ECONYL: regenerated and regenerable nylon

Nylon was the world’s first synthetic fiber. It was born from a necessity: to have an alternative to Chinese silk, very expensive and dependent on export. In 1940, nylon stockings made their debut, a strong, elastic, and thin synthetic fiber with a very low production cost that changed the fashion industry.

The problem of synthetic fibers

About 8 billion barrels of oil are used to produce synthetic materials – such as nylon and polyester – every year. These products also take centuries to decompose. For example, to produce a simple cotton T-shirt, up to 2700 liters of water are absorbed. These numbers, applied to the entire fashion industry, resulting in the pollution that is equivalent to almost 10% of global emissions. This puts the fashion industry in second place as the most polluting sector in the world, preceded only by the oil industry. For example, according to the Textile Exchange, 5.4 million meters of polyamide were produced in 2018. Polyamide is a very difficult material to recycle, compared to, for example, polyester. As an Ellen Macarthur Foundation study also points out, if we don’t act quickly to make a change in this area, it will result in 26% of the world’s CO2 emissions between now and 2050.

Aquafil and regenerated nylon

The most logical step, instead of continuing to take raw materials from the planet, is to reuse what is already there, the waste, giving it a second life and thus creating a truly circular and regenerative system.

In the nylon production sector, Aquafil is a world leader. It is an Italian chemical company, based in Arco, Trentino. Since 2007 it has been working to find an alternative to nylon as we know it. Thus, in 2011, Econyl was born, a 100% regenerated and regenerable thread. It is a material that recovers pre and post-consumer textile waste and above all reuses disused fishing nets, found in the oceans and on beaches.

Fishing nets, in fact, are a huge source of nylon, but also of pollution, considering that a Greenpeace report shows that over 640 thousand tons of plastic in the oceans are only fishing material – out of a total of 8 million tons per year. Aquafil has therefore started from these, creating a collection program, which also includes partnerships with various companies, which help to recover, not only fishing nets but also other materials, from which then produce regenerated nylon.

“Econyl is a product that respects the environment, because it takes nothing from the environment.

Through chemical and mechanical processes, we are able to recover and regenerate the nylon present in certain types of waste, such as fishing nets, carpets, and other waste materials, and make it ready for new and almost infinite uses.”

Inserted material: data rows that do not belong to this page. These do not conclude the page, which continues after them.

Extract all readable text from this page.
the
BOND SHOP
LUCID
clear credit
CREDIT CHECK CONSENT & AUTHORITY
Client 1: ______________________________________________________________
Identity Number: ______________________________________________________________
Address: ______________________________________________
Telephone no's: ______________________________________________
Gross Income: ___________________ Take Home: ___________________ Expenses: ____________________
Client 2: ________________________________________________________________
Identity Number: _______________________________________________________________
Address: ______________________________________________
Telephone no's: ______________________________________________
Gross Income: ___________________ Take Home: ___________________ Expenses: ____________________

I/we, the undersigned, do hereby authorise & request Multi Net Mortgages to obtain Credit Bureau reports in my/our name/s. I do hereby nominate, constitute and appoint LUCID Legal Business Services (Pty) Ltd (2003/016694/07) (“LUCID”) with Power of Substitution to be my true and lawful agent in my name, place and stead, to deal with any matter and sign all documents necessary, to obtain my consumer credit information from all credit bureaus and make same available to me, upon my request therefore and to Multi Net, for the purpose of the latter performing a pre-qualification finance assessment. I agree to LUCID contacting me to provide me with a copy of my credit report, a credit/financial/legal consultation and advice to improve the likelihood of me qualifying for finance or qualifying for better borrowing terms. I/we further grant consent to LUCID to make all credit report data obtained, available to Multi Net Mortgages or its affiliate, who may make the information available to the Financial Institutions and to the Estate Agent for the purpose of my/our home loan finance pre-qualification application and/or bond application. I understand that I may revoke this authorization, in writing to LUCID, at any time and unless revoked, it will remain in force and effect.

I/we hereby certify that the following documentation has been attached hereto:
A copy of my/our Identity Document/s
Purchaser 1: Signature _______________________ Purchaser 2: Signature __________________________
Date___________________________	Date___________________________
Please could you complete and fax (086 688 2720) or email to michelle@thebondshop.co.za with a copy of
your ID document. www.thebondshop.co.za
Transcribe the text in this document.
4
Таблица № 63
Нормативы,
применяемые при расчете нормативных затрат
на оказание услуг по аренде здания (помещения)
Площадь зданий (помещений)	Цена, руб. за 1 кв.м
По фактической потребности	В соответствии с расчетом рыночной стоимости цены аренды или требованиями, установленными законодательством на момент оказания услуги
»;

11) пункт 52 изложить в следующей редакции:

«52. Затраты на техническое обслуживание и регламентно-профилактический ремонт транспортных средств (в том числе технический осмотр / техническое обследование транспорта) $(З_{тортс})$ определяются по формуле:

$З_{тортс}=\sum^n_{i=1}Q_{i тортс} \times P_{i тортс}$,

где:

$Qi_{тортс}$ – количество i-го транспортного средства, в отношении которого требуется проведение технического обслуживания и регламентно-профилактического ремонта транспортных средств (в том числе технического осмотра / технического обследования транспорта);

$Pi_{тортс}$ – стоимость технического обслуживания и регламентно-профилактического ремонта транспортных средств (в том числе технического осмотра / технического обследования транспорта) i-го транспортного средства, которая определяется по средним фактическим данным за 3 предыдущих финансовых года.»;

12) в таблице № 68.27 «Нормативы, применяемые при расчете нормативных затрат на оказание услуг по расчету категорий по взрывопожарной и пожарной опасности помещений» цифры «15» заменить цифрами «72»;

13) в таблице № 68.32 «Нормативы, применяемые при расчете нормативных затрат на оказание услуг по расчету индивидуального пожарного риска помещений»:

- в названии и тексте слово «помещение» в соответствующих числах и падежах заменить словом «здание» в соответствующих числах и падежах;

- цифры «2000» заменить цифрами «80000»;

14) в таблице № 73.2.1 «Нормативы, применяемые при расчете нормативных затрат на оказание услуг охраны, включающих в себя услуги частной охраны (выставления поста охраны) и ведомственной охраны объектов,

– Giulio Bonazzi, Aquafil CEO

The Regeneration Process

Thanks to the support and collaboration with companies, the first step of the remanufacturing process is to recover and clean the nylon waste, accumulated in landfills and oceans around the world. Then, the recovered material is regenerated through specific chemical and mechanical processes. The result is Econyl yarn for the apparel, carpet, and flooring industries, thus creating completely new products. Thanks to this closed-loop process, the recovered nylon can be recycled indefinitely, without ever losing its qualities. A true example of the circular economy.

 

Achievements

The oceans provide 70% of the oxygen we breathe while blocking 30% of the world’s carbon emissions. They are the lungs of the planet and therefore must be protected.

Thanks to Aquafil’s project, for every 10,000 tons of crude Econyl, 70,000 barrels of crude oil can be avoided, preventing 65,100 tons of CO2 emissions. Thus, the impact of nylon on global warming can be reduced by up to 90%.

An important achievement is that Aquafil’s sustainability report was selected as one of the top 40 according to ConsumerLab’s 2019 Future Respect Index. This greatly emphasizes the importance of transparency and respect for the environment.

Many major brands are also rallying to a change. Brands such as Stella Mc Cartney – which from 2021 has announced that it will use only regenerated nylon, relying precisely on Econyl – have decided gradually to abandon the modes of production and therefore of pollution followed until now. The same thing will be done by Prada, which, since the very beginning, has based its historical brand on nylon products and is now implementing a big change in the luxury fashion sector.

 

As Giulio Bonazzi, CEO of Aquafil, says: “Until we admit our mistakes, we will never change”. In fact, the first step is to be aware that we need to change and improve, to reduce the damage created so far and not create new ones.